Past NASA missions, including the Goddard-developed Cosmic Background Explorer and the Wilkinson Microwave Anistropy Probe, studied the infant universe. They gathered information about the primordial light created during the universe’s creation. Both detected tiny temperature differences, which pointed to density differences that ultimately gave rise to the first stars and galaxies formed 400,000 million years after the Big Bang.
However, scientists have yet to study these objects with great precision. They also have not studied light emitted by the life-sustaining elements created in these first stars and later distributed across the universe in stellar explosions.
“Right after the Big Bang, the only elements that were really present in any abundance were hydrogen and helium,” Moseley said. “The formation of stars and the nuclear reaction that took place inside these first stars have created essentially all the elements that constitute the things that we see around here — the carbon in our bodies and the iron and hemoglobin in our blood. All these elements were formed in the many generations of stars that have been born and have died since the Big Bang.”
By building an instrument like MicroSpec, and studying this specific era in the universe’s nearly 14-billion-year history, scientists will “get a very clear picture of how the universe developed into the kind of place that could support life like us,” Moseley added.
Unprecedented Instrument
Not only is the science unprecedented, so is the instrument, said Wen-Ting Hsieh, a Goddard Detector Development Laboratory engineer who has been working with Moseley since 2009 to advance the technology in preparation for a future mission. “The most important thing is it is small and it’s super-sensitive.”

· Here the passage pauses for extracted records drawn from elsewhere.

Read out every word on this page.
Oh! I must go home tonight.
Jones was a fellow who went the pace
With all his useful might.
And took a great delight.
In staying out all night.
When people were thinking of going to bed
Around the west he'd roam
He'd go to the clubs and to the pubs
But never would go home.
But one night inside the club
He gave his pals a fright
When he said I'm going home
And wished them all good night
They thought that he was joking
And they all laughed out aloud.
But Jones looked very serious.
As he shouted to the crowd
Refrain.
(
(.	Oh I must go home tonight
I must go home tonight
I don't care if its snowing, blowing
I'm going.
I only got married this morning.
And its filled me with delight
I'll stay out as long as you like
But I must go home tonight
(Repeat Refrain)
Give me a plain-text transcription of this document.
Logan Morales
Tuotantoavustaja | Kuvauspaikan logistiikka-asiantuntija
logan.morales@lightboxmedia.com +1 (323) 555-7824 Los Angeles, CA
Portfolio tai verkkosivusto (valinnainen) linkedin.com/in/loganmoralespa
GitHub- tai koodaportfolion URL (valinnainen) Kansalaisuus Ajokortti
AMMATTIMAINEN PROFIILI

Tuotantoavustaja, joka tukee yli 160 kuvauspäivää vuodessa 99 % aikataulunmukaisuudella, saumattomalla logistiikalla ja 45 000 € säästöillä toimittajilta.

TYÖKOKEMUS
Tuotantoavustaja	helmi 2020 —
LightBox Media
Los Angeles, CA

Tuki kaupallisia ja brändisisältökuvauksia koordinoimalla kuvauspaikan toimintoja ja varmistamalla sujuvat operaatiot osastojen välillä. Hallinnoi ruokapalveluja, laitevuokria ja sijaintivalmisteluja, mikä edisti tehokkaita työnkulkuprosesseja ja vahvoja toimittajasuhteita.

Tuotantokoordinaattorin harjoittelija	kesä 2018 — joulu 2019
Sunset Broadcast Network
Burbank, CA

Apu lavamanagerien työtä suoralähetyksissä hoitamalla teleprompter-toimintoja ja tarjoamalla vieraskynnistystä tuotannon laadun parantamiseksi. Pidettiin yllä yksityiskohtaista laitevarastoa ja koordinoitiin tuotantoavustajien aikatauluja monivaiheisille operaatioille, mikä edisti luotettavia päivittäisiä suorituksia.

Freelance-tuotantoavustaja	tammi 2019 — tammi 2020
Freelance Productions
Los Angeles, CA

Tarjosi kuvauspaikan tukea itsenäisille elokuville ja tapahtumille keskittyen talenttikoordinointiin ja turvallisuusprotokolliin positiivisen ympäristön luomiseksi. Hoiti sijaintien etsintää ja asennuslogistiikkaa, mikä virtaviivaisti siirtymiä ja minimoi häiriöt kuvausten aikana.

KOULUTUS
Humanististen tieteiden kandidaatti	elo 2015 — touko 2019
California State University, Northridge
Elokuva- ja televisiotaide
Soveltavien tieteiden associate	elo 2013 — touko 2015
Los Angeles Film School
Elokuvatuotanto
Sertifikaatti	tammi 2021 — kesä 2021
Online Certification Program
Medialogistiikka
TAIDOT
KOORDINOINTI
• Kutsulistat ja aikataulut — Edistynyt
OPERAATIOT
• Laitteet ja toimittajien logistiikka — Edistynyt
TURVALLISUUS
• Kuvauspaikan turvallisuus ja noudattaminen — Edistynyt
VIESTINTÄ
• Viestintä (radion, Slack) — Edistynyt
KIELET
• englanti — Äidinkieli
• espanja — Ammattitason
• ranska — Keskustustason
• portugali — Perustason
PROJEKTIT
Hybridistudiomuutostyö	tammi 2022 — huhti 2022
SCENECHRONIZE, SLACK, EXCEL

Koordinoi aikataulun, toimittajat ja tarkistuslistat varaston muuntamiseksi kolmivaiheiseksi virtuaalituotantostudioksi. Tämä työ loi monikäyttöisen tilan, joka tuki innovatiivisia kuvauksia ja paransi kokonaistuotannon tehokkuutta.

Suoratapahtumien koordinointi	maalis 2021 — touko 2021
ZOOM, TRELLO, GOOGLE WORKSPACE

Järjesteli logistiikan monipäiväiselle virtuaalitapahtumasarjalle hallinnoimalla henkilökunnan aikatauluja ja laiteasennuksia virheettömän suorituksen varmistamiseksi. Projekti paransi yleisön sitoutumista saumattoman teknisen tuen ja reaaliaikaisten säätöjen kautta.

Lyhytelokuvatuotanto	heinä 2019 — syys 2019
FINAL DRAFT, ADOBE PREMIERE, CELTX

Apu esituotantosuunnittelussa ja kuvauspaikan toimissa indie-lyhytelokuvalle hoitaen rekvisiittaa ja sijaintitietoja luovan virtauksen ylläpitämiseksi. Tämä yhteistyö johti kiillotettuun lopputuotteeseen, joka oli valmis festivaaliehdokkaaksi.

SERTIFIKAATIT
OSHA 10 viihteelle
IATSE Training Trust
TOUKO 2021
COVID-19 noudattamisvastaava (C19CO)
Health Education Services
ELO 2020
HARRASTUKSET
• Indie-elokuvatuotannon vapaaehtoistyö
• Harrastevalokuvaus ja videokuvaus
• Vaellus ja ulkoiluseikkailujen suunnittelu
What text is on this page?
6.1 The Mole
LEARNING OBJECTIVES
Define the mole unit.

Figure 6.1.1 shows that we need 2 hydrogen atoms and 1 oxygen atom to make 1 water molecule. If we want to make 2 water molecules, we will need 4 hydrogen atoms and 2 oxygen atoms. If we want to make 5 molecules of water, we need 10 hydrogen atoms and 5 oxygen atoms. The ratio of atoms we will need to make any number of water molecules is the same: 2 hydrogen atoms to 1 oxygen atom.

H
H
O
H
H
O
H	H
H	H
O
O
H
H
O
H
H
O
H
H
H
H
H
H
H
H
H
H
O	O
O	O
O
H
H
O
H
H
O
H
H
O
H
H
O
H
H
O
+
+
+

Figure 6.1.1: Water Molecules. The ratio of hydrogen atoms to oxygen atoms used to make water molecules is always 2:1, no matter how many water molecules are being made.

In essence, Moseley, Hsieh, and their NASA Jet Propulsion Laboratory and CalTech University collaborators have found a way to dramatically shrink the size of the instrument. Compared with traditional spectrometers, which typically are table sized, the entire MicroSpec package of components, including its detectors, optics, and filters, would all be arranged on a thin silicon wafer measuring about 400 microns in thickness — four times the width of a human hair — and four inches in diameter.
“The idea was to get everything closely integrated and you get devices that are higher performing,” said Carl Stahle, a Goddard technologist and the new business lead for the Instrument Systems and Technology Division at Goddard. And because the components are assembled on silicon, MicroSpec can be mass-produced, just like the silicon chips used in computers and other electronic equipment.
Therefore, NASA could produce multiple devices and assemble them as one compact instrument. In addition to providing increased sensitivity, MicroSpec would reduce the amount of time to observe objects in the sky because more light-detection capabilities would be built into the instrument. “The key is understanding what you can do on the silicon wafer. That’s your instrument on a chip,” Stahle explained.
Also contributing to MicroSpec’s increased sensitivity — estimated to be 10,000 times better than current state-of-the-art instruments — is the degree to which it would be cooled. To detect far infrared light, instruments must be cooled to frigid temperatures to prevent instrument-generated heat from swamping the faint infrared signal. Therefore, the colder the instrument, the better the signal it receives. Moseley and team plan to employ an advanced Goddard-developed cooling system that would chill MicroSpec to just a tenth of a degree above absolute zero (-459.67 degrees Fahrenheit).
The future looks good for MicroSpec, Stahle said. Its sensitivity and small size make it suitable for all types of missions, everything from large observatories, like the Hubble Space Telescope, to suborbital missions carried out on balloons and aircraft. “It’s very flexible, adaptable. Any time we can get a factor-of-10 improvement in power, mass, and volume, we think it’s great. But this instrument is promising orders of magnitude performance. That’s almost unheard of. I think anyone would say that’s extraordinary.”